Promising Young Woman

One Night in Miami

Soul

Herself

I Blame Society

Eli’s Favorite Movie of 2020

Sonic the Hedgehog

This is the only movie I watched in a theater all year because it was released right before the month when lockdowns started, but it truly did not disappoint. I have seen decent television adaptations of video games like Castlevania and I can think of good film adaptations from Japan, but since video game-based shows and movies first showed up in the eighties, Sonic the Hedgehog marked the first time I ever saw Hollywood make a live-action adaptation of a video game and not suffocate the life out of it like with Super Mario Bros. and Street Fighter.

Detective Pikachu was the closest they ever got, but not even Ryan Reynolds could help that movie be funny.
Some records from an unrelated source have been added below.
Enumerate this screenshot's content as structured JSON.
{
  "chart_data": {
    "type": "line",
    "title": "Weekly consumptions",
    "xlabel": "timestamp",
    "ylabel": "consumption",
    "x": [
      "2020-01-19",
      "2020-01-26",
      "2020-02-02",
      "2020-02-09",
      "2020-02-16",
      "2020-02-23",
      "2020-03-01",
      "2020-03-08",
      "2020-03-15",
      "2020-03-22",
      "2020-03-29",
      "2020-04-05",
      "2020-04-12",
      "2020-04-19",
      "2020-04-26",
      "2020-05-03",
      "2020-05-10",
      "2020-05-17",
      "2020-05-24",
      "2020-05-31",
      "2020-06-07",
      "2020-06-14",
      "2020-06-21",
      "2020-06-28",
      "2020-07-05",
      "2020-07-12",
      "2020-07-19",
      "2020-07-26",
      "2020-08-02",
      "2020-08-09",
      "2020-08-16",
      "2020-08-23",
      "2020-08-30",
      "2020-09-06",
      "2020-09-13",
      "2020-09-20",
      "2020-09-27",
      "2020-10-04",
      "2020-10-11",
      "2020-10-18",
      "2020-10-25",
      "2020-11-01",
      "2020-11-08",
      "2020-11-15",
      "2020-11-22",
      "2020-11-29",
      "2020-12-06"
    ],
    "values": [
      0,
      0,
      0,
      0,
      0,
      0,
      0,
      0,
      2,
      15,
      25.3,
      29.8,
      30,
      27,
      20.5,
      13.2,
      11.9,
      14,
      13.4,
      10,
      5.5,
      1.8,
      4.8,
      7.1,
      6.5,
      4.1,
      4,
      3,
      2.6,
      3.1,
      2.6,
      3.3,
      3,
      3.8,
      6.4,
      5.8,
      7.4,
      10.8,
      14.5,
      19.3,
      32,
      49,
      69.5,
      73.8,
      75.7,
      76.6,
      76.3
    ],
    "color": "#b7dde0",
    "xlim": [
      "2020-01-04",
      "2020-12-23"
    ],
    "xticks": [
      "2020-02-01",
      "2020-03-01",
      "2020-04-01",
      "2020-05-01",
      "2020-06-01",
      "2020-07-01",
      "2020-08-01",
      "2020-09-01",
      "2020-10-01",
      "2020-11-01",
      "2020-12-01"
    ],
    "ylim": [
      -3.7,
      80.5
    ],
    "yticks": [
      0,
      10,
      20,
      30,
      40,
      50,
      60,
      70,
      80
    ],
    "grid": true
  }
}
Sonic the Hedgehog was actually a funny and heartwarming family film made by filmmakers who respect the source material and know how to entertain mainstream audiences and Sonic fans at the same time, much like the Marvel Cinematic Universe appealed to both mainstream audiences and comic book fans at the same time, marking what might be an important turning point for video game movies.

Credit to director Jeff Fowler and writers Pat Casey and Josh Miller for bringing so much more witty humor and passion into the storytelling than usual for these kinds of movies, and the Peter Pan, Wendy and Captain Hook-like chemistry of its main cast Ben Schwartz, James Marsden and Jim Carrey (in wacky Ace Ventura mode) was like lightning in a bottle with all actors getting a chance to shine. As someone who has been a Sonic fan since the nineties, this film made me feel like a kid again.